Yes, the beautician gets more than the foreign affairs adviser, but then Sarah Palin’s looks are getting a lot more favourable press than John McCain’s foreign policy.

Thursday, October 16, 2008

That's what Sarah Palin's comments remind me of:

they "leave the impression of an army of pompous phrases moving over the landscape in search of an idea; sometimes these meandering words would actually capture a straggling thought and bear it triumphantly, a prisoner in their midst, until it died of servitude and overwork."

Senator McAdoo on President Warren Galamiel Harding. I could have sworn it was Menken.

Tuesday, October 14, 2008

Childhood

Some of the mistakes that you make as a child do stick. I was a fast and voracious reader, bleeping over any word (and any subtlety) that got in the way; and today I had a very hard time working out the spellchecker wouldn't give me the right spelling for indefagitable. I had to go to the thesaurus to find that the word was (logically enough) indefatigable and that I'd been spelling (and probably saying) it wrong for some sixty years.
And I'm still not sure how many dids to put in Thuycidididides.

Friday, October 03, 2008

Decimation

Someone on The Reality-Based Community speaks of the power Obama may get from having mobilized a mass movement.
Like Oliver Cromwell, Barack Obama is more conservative than his core supporters. (Cromwell was originally against executing, or even deposing, Charles I.) An electoral sweep, backed with a movement that can still be mobilised against a recalcitrant Congress, would give President Obama an authority greater than any of his predecessors since FDR. In this scenario a more vindictive politician could get away with putting Bush and Cheney on trial for treason: fortunately for the republic as well as White House malefactors, this won't happen. Obama clearly has the moderate temperament of Augustus or William the Silent rather than the hubris of Julius Caesar or Napoleon III.


They do know that Augustus got to rule as a peaceful old uncle by dint of having had (as Octavian) everybody who could possibly look crossways at him executed on day one? Think Cicero.

That was what pissed me off about Gladiator. Roman generals didn't get thrown into paroxysms of revenge when people massacred their families; happened all the time, something you could have a good laugh at over a cleansing ale next time you met over the negotiating table, something you'd done yourself to the families of your conquests after you'd had them march behind your chariot in chains at your triumph. No biggie.
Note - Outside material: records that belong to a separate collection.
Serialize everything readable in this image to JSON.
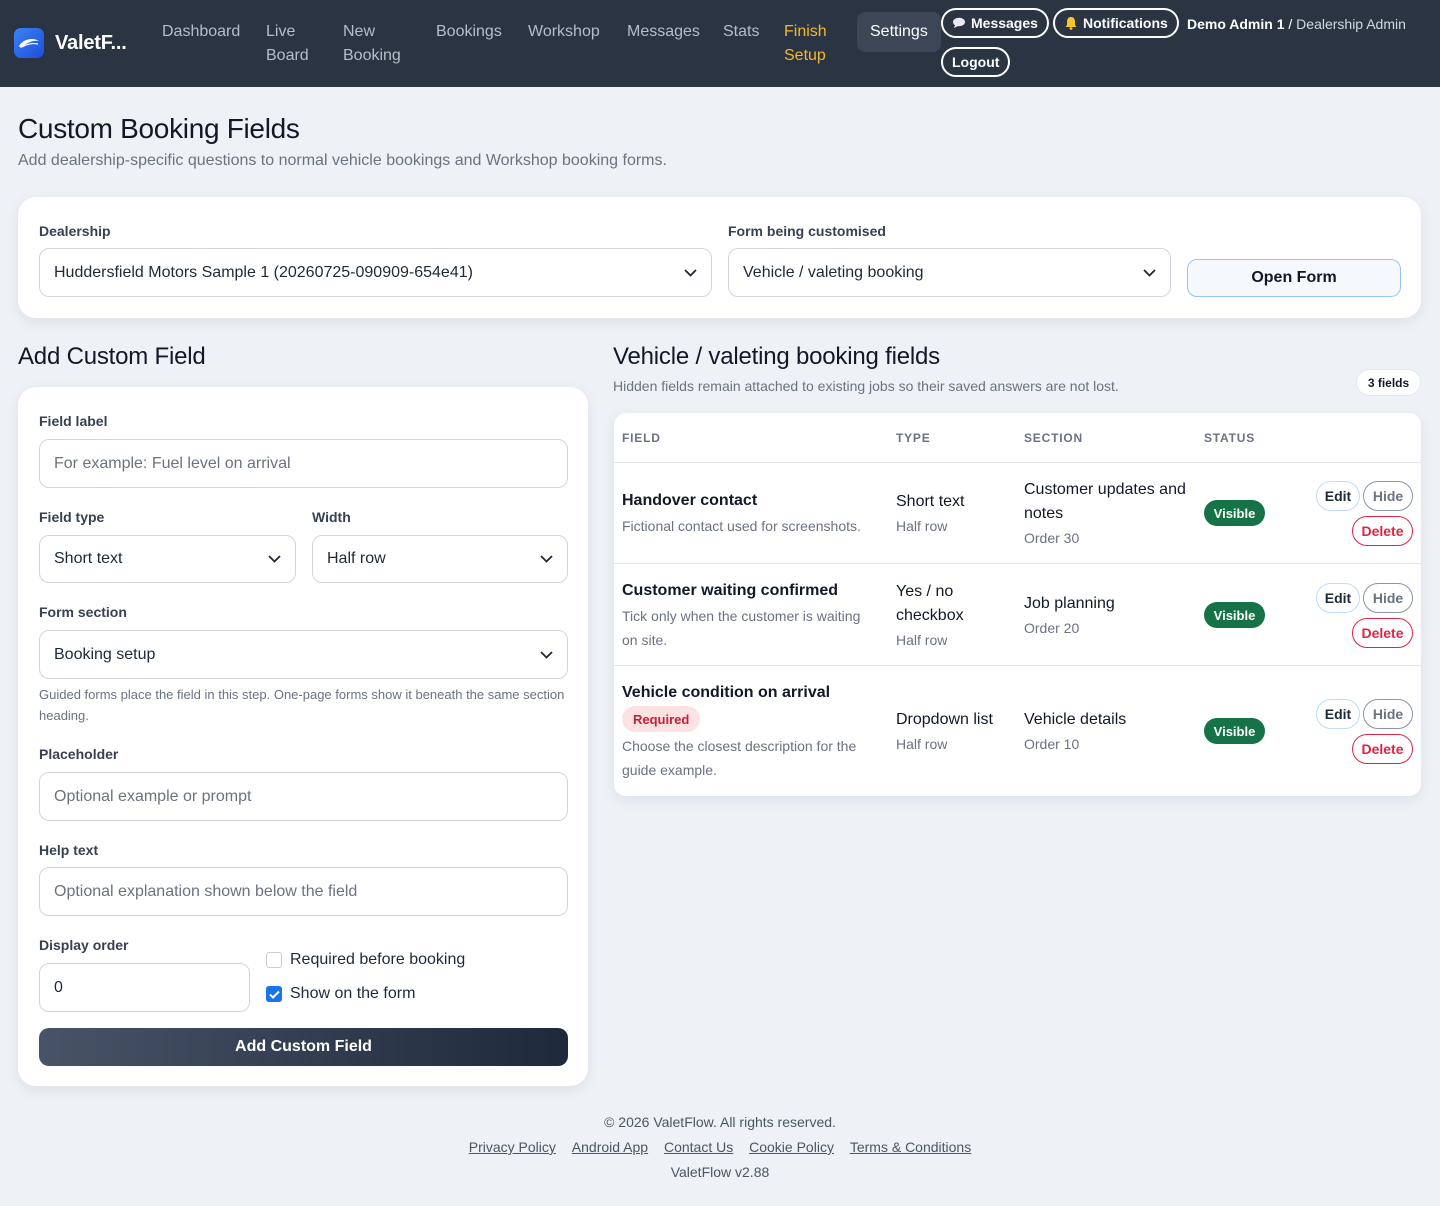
{
  "nav": {
    "brand": "ValetF...",
    "links": {
      "dashboard": "Dashboard",
      "live1": "Live",
      "live2": "Board",
      "new1": "New",
      "new2": "Booking",
      "bookings": "Bookings",
      "workshop": "Workshop",
      "messages": "Messages",
      "stats": "Stats",
      "finish1": "Finish",
      "finish2": "Setup",
      "settings": "Settings"
    },
    "messages_btn": "Messages",
    "notifications_btn": "Notifications",
    "logout_btn": "Logout",
    "user_name": "Demo Admin 1",
    "user_sep": " / ",
    "user_role": "Dealership Admin"
  },
  "header": {
    "title": "Custom Booking Fields",
    "subtitle": "Add dealership-specific questions to normal vehicle bookings and Workshop booking forms."
  },
  "selector": {
    "dealership_label": "Dealership",
    "dealership_value": "Huddersfield Motors Sample 1 (20260725-090909-654e41)",
    "form_label": "Form being customised",
    "form_value": "Vehicle / valeting booking",
    "open_form": "Open Form"
  },
  "add_field": {
    "title": "Add Custom Field",
    "field_label": "Field label",
    "field_label_placeholder": "For example: Fuel level on arrival",
    "field_type_label": "Field type",
    "field_type_value": "Short text",
    "width_label": "Width",
    "width_value": "Half row",
    "section_label": "Form section",
    "section_value": "Booking setup",
    "section_help": "Guided forms place the field in this step. One-page forms show it beneath the same section heading.",
    "placeholder_label": "Placeholder",
    "placeholder_placeholder": "Optional example or prompt",
    "help_label": "Help text",
    "help_placeholder": "Optional explanation shown below the field",
    "order_label": "Display order",
    "order_value": "0",
    "required_label": "Required before booking",
    "required_checked": false,
    "show_label": "Show on the form",
    "show_checked": true,
    "submit": "Add Custom Field"
  },
  "fields_list": {
    "title": "Vehicle / valeting booking fields",
    "subtitle": "Hidden fields remain attached to existing jobs so their saved answers are not lost.",
    "count": "3 fields",
    "columns": [
      "FIELD",
      "TYPE",
      "SECTION",
      "STATUS"
    ],
    "rows": [
      {
        "name": "Handover contact",
        "required": "",
        "desc": "Fictional contact used for screenshots.",
        "type": "Short text",
        "width": "Half row",
        "section": "Customer updates and notes",
        "order": "Order 30",
        "status": "Visible"
      },
      {
        "name": "Customer waiting confirmed",
        "required": "",
        "desc": "Tick only when the customer is waiting on site.",
        "type": "Yes / no checkbox",
        "width": "Half row",
        "section": "Job planning",
        "order": "Order 20",
        "status": "Visible"
      },
      {
        "name": "Vehicle condition on arrival",
        "required": "Required",
        "desc": "Choose the closest description for the guide example.",
        "type": "Dropdown list",
        "width": "Half row",
        "section": "Vehicle details",
        "order": "Order 10",
        "status": "Visible"
      }
    ],
    "actions": {
      "edit": "Edit",
      "hide": "Hide",
      "delete": "Delete"
    }
  },
  "footer": {
    "copyright": "© 2026 ValetFlow. All rights reserved.",
    "links": [
      "Privacy Policy",
      "Android App",
      "Contact Us",
      "Cookie Policy",
      "Terms & Conditions"
    ],
    "version": "ValetFlow v2.88"
  },
  "colors": {
    "nav_bg": "#2b3442",
    "finish_accent": "#f5b82e",
    "visible_badge": "#157347",
    "delete_red": "#dc2645",
    "checkbox_blue": "#1a73e8"
  }
}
Listen to Octavian and Anthony in Anthony and Cleopatra haggling over the proscriptions - ok, you can kill my uncle, but only if I get to kill your brother - Shakespare didn't make that mistake.

I knew that, 86

Actually, no; 99 and the Chief.

Thursday, October 02, 2008

I knew that, 86

For no particularly good reason I ended up seeing the new Get Smart, and it's as inexplicable as everybody says. The whole joke of the TV show - 100% - was that Max believed himself to be James Bond and was in fact utterly incompetent (in fact, as near as dammit George Bush). The new Max believes himself to be a nerd, with occasional small vanities (closer to Al Gore) and is in act a nerd with occasional ups and downs; and that really doesn't amount to a funny.

That's what McCain/Palin evokes; Get Smart, only with 99 being dumber than Max.